Nothing moves fast in Vietnam, save the darting motor scooters and bicycles on the streets of the former Saigon. The financial credit crisis of 2008-09 halted construction and one financial partner backed out. In the end, Lemna's equity contribution totals nearly $11 million, matched last fall by a $5.6 million investment by VINA Capital, an American concern that operates Vietnamese investment funds, and about $36 million from lenders.
Saigon, as it is still commonly known, is the commercial hub of the fastest-growing country in Asia behind neighboring China to the north.
The Lemna plant, operated by Lemna's Vietstar subsidiary, lies in the Cu Chi District, a fairly tranquil area of farms and forests. But during the war, Cu Chi was synonymous with close-quarter combat. Miles of tunnels provided shelter and safe routes for local Viet Cong and North Vietnamese troops entering South Vietnam from Cambodia, about 15 miles to the west.
Since 1995 and the normalization of relations with the United States, Vietnam has opened itself to business with the West and moved 65 percent of its 83 million people from poverty to working-class status through manufacturing, agriculture and information technology, particularly around Saigon and Hanoi.
Although belatedly, the country is now determined to pace its economic growth with progressive environmental management, Pham Van Hai, a scientist who heads the Center for Environmental Science and Sustainable Development, told me in an interview last year.
The Lemna-Vietstar plant is evidence of that.
General Electric just announced plans to build a wind-turbine manufacturing plant, oil-exploration firms are prowling coastal waters off Vietnam, and the country is moving to overhaul its aging power-generation and distribution systems.

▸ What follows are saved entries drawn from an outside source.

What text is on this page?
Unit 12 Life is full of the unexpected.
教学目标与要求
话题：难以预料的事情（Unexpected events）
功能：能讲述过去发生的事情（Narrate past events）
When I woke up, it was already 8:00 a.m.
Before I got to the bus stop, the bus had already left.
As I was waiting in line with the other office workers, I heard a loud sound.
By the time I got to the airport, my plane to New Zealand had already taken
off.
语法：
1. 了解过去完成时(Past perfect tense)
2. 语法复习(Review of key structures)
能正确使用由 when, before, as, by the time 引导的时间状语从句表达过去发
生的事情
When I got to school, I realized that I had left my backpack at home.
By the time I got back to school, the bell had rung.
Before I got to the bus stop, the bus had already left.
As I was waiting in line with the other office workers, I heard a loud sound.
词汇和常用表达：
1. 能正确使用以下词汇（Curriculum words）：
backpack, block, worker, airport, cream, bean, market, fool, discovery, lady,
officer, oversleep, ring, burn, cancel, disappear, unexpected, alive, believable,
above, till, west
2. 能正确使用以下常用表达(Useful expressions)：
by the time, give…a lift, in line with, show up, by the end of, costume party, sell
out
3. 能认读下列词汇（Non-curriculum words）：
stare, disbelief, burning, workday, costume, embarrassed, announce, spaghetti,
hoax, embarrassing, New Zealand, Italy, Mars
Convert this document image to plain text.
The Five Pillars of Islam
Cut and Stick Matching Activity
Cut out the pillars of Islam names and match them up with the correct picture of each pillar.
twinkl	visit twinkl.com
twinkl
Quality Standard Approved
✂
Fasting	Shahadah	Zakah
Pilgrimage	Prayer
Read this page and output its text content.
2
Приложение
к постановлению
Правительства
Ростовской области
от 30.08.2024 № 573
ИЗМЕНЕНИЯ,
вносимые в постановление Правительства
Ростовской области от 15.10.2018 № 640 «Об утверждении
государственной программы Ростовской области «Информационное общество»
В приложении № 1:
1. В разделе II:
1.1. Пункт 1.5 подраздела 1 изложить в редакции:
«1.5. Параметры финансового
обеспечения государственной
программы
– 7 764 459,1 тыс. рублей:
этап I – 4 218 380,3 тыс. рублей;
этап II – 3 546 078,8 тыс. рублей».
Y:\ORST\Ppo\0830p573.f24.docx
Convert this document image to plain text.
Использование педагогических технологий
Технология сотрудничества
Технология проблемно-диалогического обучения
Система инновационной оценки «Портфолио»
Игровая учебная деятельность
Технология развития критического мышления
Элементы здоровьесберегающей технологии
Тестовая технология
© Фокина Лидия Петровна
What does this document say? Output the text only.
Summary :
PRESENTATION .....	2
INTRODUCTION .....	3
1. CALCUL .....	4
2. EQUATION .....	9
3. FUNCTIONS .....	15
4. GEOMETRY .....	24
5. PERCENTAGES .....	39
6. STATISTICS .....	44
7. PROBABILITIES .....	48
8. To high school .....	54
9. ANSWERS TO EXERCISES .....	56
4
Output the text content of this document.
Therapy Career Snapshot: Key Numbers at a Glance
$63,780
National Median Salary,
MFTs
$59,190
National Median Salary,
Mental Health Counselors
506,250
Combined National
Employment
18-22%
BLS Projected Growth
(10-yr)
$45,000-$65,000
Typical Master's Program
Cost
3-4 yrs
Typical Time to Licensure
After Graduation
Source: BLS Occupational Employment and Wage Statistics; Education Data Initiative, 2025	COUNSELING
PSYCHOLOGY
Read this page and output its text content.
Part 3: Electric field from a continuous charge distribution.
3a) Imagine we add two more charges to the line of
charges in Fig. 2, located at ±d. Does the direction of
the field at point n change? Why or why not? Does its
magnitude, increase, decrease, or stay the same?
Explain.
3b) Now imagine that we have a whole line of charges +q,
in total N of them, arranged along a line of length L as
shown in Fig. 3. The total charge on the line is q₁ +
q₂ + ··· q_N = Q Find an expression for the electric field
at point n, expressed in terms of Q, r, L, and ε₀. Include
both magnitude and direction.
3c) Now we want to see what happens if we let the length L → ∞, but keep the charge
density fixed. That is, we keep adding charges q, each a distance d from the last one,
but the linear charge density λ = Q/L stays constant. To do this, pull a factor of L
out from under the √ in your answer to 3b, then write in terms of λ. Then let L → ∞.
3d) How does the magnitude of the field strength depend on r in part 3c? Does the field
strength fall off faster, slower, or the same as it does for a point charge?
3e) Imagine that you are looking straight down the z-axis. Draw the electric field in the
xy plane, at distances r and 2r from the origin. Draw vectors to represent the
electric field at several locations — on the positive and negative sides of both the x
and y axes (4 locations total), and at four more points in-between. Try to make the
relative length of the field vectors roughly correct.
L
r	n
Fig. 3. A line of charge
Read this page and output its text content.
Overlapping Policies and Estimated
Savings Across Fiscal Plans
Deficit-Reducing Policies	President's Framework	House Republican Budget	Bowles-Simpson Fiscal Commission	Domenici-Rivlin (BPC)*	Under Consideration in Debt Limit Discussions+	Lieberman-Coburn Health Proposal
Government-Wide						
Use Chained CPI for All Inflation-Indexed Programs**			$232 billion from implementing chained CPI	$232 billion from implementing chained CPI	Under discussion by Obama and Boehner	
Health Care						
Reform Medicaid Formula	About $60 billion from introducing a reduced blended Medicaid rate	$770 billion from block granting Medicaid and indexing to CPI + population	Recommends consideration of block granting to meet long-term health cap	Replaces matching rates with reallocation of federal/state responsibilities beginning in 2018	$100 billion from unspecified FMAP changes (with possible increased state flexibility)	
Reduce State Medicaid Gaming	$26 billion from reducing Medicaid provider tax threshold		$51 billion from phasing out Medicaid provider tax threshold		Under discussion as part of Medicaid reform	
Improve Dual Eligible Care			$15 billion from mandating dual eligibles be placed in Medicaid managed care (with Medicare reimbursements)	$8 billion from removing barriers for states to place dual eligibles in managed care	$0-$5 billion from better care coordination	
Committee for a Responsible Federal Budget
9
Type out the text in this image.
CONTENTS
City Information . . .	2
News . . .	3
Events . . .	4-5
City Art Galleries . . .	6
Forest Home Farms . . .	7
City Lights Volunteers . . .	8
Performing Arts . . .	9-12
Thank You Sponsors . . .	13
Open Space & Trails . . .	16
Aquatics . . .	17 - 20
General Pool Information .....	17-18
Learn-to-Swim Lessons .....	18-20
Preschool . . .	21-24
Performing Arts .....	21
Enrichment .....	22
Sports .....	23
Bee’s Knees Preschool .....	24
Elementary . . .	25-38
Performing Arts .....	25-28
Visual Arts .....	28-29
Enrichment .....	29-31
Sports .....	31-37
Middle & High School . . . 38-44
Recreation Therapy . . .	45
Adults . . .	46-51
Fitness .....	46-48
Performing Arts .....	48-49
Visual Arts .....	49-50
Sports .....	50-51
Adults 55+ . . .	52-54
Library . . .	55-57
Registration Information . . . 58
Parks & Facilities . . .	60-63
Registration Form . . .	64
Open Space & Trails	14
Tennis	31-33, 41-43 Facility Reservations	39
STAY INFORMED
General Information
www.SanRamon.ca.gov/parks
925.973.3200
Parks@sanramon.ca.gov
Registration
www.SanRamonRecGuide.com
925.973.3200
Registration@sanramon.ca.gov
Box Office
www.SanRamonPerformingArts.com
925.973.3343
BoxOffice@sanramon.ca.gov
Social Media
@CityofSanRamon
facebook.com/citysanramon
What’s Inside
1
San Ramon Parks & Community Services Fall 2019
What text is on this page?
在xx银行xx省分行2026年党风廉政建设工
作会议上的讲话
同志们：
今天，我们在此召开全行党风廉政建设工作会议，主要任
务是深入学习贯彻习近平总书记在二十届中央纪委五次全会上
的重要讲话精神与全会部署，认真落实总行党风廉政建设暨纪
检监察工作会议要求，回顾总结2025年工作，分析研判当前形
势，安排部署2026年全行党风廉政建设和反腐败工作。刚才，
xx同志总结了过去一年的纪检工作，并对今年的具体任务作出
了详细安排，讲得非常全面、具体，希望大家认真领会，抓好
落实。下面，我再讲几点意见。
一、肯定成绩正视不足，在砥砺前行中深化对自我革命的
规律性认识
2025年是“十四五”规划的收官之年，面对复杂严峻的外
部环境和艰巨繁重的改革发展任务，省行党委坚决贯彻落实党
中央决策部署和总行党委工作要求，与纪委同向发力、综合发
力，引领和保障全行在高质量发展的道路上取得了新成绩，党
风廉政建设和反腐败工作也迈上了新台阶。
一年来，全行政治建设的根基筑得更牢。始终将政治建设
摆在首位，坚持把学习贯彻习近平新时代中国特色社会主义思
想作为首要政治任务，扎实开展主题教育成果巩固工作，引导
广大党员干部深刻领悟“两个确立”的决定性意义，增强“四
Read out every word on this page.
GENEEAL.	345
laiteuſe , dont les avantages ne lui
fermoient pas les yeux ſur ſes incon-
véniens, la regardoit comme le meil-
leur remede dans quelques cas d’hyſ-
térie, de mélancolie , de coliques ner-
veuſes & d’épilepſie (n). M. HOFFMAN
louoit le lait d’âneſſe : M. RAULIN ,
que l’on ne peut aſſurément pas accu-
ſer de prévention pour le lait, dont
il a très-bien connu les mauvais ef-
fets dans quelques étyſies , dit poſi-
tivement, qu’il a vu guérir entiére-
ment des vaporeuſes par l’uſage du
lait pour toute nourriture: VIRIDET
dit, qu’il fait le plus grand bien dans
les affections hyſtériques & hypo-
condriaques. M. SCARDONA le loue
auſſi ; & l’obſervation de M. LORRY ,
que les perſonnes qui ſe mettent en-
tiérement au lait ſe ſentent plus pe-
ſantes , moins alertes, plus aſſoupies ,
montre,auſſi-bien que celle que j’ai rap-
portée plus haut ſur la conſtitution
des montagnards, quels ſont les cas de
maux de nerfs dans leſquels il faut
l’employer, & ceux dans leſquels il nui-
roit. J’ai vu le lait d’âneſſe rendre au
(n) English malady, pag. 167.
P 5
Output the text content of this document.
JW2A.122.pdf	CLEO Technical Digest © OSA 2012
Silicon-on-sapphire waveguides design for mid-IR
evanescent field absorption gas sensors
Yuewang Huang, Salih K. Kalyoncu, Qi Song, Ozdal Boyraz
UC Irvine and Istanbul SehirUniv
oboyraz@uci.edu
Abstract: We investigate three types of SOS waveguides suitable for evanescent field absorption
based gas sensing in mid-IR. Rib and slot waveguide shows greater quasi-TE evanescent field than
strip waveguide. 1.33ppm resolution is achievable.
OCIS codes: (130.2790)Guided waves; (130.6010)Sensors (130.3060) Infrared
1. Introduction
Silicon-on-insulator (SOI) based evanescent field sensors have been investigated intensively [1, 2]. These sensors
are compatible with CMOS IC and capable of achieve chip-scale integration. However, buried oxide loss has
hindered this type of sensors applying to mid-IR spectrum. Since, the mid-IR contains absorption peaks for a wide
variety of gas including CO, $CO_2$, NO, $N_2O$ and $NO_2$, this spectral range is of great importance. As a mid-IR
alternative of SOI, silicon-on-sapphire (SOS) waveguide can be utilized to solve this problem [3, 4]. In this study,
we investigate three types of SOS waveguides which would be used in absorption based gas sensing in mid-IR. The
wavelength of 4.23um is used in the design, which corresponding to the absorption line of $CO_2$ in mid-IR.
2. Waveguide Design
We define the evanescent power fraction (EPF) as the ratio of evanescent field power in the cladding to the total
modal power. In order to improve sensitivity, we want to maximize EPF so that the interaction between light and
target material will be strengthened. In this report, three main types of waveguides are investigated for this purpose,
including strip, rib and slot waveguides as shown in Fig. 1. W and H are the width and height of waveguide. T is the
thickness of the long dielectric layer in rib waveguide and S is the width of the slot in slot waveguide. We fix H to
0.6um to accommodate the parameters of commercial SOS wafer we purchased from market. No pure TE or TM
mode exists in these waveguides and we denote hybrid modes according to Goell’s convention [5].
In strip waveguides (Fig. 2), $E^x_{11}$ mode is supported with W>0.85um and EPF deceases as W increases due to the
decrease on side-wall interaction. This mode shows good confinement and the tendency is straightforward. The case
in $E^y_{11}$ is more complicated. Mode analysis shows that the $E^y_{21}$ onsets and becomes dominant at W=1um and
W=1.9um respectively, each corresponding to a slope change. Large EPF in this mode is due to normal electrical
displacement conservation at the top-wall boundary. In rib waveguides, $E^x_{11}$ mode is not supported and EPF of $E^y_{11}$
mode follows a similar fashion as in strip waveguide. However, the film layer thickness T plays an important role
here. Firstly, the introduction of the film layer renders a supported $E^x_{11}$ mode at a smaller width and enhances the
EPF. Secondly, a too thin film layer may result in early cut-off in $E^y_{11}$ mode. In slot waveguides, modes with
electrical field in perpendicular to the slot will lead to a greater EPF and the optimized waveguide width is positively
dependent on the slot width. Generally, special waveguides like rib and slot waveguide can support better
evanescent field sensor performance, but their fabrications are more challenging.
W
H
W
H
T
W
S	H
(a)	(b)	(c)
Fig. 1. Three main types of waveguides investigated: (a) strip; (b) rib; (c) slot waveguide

The Vietstar project is the first to turn organic garbage into fertilizer, said Do Thu Ngan, the CEO of Saigon-based Sacombank Leasing.
Vietstar will be paid $6 to $12 per ton for fertilizer under an agreement with the city of Saigon.
Paper, cardboard, wood, metal, glass and just about everything but organic garbage is recycled by scrap merchants and industry in Vietnam. That leaves small blue bags of organic waste left outside households that are picked up a couple of times a week by garbage trucks.